One litre of Bailey’s would cost $38 and contains only 17 per cent alcohol. That’s almost five times the price of Listerine but only two-thirds the alcohol.

But people don’t do Listerine to get more bang for their buck, said Jeff Howard, executive director of Salvation Army in Whitehorse.

“A lot of people think that they use it as a substitute because it’s cheaper and it’s more accessible and I think it starts out that way, then it becomes this whole new thing.”

He said it’s to get a high different from other alcohol and drugs.

So if the alcohol in Listerine is causing so many problems, why is it in there?

According to the brand’s website, the alcohol helps the mouthwash’s essential oils fight plaque faster.

But that idea leaves Medicine Chest Pharmacy’s owner with a dirty taste in her mouth.

The alcohol has no benefit and they would never recommend Listerine to their clients, said Tracee Vickerman.

That’s part of the reason they stopped selling it. There were also problems with theft.

“It just seemed to not get bought but it would go missing,” said Vickerman.

Other stores, like the city’s Shoppers Drug Marts, keep the original flavour behind the counter. It’s the most popular among Listerine-aholics because it contains more alcohol than the other flavours with 21.6 per cent alcohol.

“It’s the initiative of the store to control that,” said Howard. “If the drug store’s taking those kinds of steps, I think that’s excellent.”

Lightening, however, believes the territory needs to adopt more strict measures.

“This doesn’t become discrimination. This becomes applying the rules to everything containing alcohol,” she said.

She has talked to Superstore managers who say they have 18-year-old cashiers who won’t refuse to sell Listerine because they worry the customer will get violent.

But Superstore keeps the original flavour behind the counter and won’t sell any product to someone who appears to be intoxicated.

“Superstore is our big problem. We all know that they hit Superstore first thing in the morning. That’s the known fact and they either steal it or buy it, depending on the state of their finances,” said Lightening.

Even if they don’t steal it, buying it for consumption is illegal.

Mouthwash containing alcohol is not technically liquor. However, if it’s sold as a beverage, the vendor could be charged with an offence under Section 85 of the Liquor Act. The business could be charged up to $5,000. The buyer can also be charged up to $2,000 and/or six months imprisonment.

“This is not liquor, but it turns into liquor for the purpose of the assent,” said Virginia Labelle, vice-president of the Yukon Liquor Corporation.

She has been with the board since 2004 and said she has not seen the RCMP deal with any mouthwash-related cases.

“The RCMP are liquor inspectors under our act so normally it would be up to the RCMP to enforce something like this,” she said.

By putting the product behind the pharmacy counter and using discretion when selling it to people, some businesses are also doing their part.

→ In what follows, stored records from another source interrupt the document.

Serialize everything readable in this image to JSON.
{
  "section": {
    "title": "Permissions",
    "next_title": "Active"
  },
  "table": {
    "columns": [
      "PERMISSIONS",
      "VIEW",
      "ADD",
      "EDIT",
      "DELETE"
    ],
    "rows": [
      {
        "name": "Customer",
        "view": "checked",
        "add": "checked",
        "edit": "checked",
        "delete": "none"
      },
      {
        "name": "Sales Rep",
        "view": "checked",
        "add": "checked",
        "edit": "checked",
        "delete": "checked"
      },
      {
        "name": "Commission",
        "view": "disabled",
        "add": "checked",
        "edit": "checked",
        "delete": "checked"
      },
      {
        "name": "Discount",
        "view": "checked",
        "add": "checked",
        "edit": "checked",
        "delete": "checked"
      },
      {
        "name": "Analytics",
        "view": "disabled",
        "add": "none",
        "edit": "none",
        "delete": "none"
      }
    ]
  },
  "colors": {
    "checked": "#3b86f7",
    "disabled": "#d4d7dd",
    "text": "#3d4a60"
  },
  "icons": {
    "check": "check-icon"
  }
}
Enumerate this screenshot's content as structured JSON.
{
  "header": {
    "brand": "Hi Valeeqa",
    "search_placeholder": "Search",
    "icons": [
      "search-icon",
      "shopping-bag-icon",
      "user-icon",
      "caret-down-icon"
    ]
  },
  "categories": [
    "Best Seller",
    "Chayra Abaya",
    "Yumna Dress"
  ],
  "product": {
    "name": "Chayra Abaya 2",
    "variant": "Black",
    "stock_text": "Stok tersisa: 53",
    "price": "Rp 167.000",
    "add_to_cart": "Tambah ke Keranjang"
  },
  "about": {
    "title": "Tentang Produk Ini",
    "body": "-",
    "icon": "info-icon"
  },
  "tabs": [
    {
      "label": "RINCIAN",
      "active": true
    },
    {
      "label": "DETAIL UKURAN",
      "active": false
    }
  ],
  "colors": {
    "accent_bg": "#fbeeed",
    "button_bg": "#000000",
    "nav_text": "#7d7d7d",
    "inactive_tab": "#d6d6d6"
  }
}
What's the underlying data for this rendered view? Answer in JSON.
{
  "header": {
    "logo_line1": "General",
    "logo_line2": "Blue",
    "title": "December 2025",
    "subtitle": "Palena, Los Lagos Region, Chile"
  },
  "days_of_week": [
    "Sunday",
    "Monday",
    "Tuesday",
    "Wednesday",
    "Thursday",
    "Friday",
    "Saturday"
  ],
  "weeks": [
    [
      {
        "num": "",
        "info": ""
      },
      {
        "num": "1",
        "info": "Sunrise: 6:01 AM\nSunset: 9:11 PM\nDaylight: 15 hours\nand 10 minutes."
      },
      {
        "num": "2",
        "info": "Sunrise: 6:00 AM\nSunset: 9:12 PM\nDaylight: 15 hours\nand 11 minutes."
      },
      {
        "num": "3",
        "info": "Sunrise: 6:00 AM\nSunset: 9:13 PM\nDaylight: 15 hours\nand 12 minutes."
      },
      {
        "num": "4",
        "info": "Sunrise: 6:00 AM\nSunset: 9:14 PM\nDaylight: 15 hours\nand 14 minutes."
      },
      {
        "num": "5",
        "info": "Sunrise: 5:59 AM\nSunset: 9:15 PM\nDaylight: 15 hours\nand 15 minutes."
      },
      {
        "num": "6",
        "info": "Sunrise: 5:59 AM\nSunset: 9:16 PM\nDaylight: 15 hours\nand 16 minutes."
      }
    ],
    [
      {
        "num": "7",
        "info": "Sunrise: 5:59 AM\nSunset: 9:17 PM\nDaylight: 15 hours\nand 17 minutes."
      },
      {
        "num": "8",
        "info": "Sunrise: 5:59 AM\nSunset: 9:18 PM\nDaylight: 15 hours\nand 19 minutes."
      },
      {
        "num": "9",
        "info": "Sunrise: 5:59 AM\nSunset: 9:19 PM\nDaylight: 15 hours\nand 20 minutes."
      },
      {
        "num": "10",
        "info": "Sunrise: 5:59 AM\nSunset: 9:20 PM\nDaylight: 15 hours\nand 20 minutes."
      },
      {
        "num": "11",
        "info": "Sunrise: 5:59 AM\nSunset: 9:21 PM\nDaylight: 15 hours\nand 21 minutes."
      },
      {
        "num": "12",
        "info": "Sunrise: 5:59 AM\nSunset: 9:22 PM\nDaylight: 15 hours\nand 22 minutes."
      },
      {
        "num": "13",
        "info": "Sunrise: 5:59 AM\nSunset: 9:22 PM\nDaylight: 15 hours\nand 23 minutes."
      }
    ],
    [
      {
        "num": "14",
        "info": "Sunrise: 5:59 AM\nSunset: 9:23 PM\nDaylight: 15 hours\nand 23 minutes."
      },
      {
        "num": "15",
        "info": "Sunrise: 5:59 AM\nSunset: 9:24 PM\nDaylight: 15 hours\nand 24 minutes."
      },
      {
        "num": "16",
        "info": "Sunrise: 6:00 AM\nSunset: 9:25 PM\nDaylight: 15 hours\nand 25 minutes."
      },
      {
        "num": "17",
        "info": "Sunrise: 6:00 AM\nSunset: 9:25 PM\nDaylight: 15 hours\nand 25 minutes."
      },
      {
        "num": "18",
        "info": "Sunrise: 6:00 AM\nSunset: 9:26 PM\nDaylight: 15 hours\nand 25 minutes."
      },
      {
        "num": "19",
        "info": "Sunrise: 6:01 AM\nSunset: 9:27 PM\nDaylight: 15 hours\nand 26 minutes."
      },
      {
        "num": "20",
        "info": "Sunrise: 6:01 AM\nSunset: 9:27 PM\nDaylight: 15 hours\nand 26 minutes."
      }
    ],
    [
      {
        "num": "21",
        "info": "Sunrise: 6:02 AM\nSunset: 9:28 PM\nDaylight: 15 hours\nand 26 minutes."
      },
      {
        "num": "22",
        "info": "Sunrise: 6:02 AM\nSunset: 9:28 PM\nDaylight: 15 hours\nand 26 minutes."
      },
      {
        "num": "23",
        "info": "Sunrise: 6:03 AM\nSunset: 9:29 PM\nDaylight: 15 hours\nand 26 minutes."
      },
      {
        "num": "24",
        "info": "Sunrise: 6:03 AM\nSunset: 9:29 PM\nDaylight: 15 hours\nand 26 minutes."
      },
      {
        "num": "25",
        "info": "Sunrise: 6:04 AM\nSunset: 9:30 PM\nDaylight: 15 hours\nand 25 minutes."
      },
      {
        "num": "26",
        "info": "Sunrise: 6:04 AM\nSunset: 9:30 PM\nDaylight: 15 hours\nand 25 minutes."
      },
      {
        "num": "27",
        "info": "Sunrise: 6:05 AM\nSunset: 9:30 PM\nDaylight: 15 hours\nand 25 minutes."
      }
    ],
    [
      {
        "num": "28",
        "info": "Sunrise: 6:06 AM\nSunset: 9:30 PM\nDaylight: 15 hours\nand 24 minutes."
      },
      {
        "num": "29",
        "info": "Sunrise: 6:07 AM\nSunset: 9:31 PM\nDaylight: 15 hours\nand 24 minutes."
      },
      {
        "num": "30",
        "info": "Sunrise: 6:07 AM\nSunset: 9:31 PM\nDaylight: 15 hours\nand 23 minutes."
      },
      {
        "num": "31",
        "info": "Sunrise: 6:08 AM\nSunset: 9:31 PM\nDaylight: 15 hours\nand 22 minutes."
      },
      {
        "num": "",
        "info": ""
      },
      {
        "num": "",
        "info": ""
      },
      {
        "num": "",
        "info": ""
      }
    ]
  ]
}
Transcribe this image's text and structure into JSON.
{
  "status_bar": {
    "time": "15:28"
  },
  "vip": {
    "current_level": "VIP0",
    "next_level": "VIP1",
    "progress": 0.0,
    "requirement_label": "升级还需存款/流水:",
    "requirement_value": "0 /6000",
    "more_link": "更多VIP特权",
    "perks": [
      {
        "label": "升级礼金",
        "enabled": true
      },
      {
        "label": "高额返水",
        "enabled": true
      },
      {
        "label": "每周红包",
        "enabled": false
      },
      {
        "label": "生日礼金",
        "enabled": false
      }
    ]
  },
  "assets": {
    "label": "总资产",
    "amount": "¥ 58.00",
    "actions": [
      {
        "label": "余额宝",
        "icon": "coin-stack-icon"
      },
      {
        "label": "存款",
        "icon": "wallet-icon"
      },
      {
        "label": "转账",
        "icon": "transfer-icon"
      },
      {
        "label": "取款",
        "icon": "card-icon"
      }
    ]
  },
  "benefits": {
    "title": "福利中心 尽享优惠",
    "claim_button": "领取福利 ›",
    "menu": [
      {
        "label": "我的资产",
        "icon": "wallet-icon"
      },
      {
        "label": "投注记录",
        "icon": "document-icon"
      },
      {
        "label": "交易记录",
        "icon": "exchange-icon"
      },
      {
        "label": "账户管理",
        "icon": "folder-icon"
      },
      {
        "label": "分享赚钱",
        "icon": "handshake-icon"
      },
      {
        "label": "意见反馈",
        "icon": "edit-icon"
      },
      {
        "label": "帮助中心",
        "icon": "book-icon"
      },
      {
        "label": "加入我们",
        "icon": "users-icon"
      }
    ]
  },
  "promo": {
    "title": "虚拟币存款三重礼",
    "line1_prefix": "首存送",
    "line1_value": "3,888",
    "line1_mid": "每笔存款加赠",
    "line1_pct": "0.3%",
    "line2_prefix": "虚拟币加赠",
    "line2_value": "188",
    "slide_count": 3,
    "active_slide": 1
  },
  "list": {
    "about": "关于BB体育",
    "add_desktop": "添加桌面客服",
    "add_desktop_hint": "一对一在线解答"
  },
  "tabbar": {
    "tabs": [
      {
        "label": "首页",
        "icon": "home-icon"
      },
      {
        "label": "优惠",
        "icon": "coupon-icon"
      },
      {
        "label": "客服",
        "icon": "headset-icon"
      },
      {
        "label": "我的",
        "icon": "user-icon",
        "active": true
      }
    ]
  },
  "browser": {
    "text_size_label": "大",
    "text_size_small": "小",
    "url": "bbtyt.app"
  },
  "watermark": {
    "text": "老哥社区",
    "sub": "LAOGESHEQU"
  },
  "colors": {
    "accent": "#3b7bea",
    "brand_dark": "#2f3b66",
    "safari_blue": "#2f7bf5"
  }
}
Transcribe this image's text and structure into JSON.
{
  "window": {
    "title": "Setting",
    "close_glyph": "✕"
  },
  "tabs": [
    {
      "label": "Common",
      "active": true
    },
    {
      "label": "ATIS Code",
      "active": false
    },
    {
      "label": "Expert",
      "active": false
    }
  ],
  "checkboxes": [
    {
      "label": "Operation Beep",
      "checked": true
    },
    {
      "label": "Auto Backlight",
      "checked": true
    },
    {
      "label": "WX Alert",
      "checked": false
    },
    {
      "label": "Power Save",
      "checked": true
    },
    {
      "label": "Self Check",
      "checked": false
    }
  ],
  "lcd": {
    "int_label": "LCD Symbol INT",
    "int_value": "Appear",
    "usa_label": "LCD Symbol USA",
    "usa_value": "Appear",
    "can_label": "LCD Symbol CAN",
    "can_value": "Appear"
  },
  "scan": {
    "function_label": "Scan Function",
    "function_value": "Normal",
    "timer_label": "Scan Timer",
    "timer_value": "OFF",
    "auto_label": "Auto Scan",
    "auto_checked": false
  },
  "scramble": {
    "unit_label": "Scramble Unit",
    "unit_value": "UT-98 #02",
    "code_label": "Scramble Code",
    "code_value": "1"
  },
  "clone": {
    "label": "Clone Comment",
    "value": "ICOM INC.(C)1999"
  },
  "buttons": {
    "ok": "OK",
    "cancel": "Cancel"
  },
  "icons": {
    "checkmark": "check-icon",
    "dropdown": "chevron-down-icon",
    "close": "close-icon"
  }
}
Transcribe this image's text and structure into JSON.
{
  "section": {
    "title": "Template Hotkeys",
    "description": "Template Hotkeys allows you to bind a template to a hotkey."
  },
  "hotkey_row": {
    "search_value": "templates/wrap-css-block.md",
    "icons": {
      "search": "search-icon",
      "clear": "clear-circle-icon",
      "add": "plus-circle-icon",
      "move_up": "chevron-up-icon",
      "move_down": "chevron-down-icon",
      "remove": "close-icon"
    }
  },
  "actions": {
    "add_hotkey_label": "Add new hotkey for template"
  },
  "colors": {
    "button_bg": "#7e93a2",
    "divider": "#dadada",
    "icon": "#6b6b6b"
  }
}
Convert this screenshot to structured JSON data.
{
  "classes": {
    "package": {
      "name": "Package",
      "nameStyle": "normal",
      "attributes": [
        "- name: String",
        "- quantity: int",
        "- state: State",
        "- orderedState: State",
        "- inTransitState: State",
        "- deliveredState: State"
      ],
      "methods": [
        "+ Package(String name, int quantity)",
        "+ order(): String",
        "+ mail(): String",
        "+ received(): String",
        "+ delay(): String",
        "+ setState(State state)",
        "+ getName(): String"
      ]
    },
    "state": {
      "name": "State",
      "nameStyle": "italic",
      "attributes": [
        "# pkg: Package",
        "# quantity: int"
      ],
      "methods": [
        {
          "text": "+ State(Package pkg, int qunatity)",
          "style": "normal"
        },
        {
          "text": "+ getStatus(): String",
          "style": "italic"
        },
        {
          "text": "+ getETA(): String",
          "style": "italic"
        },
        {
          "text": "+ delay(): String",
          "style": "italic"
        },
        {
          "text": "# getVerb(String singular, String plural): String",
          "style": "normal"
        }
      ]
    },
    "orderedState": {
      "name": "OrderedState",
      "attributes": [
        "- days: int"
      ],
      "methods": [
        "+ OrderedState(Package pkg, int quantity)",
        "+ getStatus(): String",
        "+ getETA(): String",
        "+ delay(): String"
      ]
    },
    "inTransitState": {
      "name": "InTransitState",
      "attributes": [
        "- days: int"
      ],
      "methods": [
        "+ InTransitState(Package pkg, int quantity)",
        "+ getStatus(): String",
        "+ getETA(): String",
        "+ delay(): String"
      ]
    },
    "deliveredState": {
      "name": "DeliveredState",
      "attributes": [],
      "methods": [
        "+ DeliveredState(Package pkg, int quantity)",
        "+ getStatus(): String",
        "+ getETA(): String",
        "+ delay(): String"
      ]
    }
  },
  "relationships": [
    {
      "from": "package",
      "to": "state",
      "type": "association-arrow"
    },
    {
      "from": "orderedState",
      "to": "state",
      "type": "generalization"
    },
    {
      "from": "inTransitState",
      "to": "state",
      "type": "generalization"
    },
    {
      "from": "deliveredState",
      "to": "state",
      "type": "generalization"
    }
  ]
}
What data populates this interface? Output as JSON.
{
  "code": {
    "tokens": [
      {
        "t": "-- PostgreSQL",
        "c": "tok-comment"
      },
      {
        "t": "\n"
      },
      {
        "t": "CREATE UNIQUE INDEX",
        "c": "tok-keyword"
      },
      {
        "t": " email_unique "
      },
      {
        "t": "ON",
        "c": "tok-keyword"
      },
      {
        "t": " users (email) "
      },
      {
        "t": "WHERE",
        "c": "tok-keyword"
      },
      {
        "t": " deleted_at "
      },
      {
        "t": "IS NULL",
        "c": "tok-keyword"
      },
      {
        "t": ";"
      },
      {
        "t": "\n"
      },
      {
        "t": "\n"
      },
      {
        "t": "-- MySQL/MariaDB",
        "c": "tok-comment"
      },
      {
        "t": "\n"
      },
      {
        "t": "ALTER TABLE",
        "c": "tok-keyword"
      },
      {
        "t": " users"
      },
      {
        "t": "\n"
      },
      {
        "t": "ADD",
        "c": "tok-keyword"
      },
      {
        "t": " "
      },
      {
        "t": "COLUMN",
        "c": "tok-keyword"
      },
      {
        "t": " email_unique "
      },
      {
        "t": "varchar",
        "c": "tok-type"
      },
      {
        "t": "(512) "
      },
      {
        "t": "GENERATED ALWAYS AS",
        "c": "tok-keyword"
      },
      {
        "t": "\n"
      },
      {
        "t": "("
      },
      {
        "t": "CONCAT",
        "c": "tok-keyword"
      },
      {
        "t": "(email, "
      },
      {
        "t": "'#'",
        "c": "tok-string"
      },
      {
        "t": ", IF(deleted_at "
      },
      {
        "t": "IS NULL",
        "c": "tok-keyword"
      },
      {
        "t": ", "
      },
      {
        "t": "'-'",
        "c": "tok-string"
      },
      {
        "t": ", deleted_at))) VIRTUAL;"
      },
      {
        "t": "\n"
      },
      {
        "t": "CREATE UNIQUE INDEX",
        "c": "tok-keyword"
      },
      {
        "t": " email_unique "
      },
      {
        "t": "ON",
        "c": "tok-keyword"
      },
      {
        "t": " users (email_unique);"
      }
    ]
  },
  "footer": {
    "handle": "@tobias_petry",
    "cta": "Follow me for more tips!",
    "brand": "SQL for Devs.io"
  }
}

By having it behind the counter, vendors can control how much Listerine they sell, said a pharmacist who remained unnamed due to the company’s strict media relations policy.

“If somebody bought one one day and they come in the next, we don’t sell to them anymore. So we try to limit how much they get.”

Her solution: a better treatment facility. But in the meantime she tries to warn people about the dangers.

“We can try and educate people but they don’t want to listen. We can only tell them so much.”